Ransomware Shows No Sign of Abating
That’s not to suggest that it’s solely state-sponsored groups carrying out ransomware campaigns. Financially-motivated hackers are targeting enterprises—and utilizing increasingly sophisticated tactics to do so. Recently, there has been a shift from encrypting or stealing files to leaking (or threatening to leak) stolen information unless the ransom is paid. Some signs suggest that hackers are making more risk/reward calculations before targeting companies but, given the payout associated with a successful campaign, ransomware remains a real threat for every organization.
Digital Supply Chain Headaches Intensifying
Companies are also grappling with supply chain attacks originating through open source software using a variety of mass-market applications and operating systems. It only took 9 minutes after the Log4J vulnerability was first documented in December 2021 for the first exploit attempt to occur. That figure rose to 830,000 in the first three days until a patch was released. While the Log4J vulnerability garnered significant media attention, it is by no means an isolated incident. With open source code comprising 35% of commercial software applications and up to 75% of internally developed software, it’s no exaggeration to say that the threat surface of the digital supply chain is vast.
Organizations Strengthening Their Defenses with Emerging Technologies
Companies are turning to emerging technologies to combat today’s cyberthreats. Fueled by this demand, the AI cybersecurity market is expected to reach $66.2 billion by 2029. Emerging technologies have their place, but if enterprises haven’t addressed critical foundational security elements they will still find themselves falling victim to attack.
Security Starts at the Password Level
Credentials are among the most sought-after hacker targets, yet companies too often fail to provide them with adequate protection. Despite increased education on the risks, employees continue to share and reuse passwords with Google uncovering that at least 65% of people employ the same password across some, if not all, sites. It takes just one of these sites being breached for the password to be available to hackers on the Dark Web.

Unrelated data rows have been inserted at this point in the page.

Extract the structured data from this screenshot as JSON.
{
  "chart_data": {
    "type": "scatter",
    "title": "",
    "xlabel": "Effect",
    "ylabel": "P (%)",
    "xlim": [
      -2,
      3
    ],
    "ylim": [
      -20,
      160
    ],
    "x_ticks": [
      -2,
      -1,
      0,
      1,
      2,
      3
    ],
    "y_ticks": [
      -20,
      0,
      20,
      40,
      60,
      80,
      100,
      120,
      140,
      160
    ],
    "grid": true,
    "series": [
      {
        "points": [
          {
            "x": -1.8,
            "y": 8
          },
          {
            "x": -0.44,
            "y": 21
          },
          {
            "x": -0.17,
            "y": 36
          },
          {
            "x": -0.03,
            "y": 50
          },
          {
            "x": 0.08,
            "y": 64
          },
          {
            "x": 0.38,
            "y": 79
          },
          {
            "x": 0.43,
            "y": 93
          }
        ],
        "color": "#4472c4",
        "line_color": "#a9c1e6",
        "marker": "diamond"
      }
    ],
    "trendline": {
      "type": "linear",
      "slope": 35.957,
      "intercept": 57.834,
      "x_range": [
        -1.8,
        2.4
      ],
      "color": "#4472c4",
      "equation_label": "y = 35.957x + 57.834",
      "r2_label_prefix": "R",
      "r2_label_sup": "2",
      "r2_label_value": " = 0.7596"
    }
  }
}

Historically, restrictive password policies have contributed to the issue. For example, mandating the inclusion of special characters or forcing employees to periodically reset their passwords. Research has documented that these and other legacy approaches actually result in weaker passwords. As a result, NIST now recommends that companies abandon these restrictive policies in favor of a modern approach to credential security.
The Credential Screening Imperative
Among NIST’s current recommendations is that companies focus on password exposure rather than expiration. After all, if an employee has had the same password for a year but it remains uncompromised, why force a change?
Companies should adopt a dynamic credential screening solution that ensures password integrity by checking passwords against known exposed blacklists as well as proprietary threat intelligence. Given the pace at which new breach data is exposed, it’s also important that this screening occurs on an ongoing basis. Should a compromise be detected, companies can automate their response to ensure that sensitive data remains protected until the employee can safely be granted access to the account.
Security researchers emphasize the importance of a layered approach in preventing the myriad of threats facing organizations today. Given the enduring popularity of credentials as an attack vector, it’s critical for one of these layers to focus on the password level. Otherwise, investing in the latest AI technology will be for naught if hackers can gain access by exploiting poor credential security.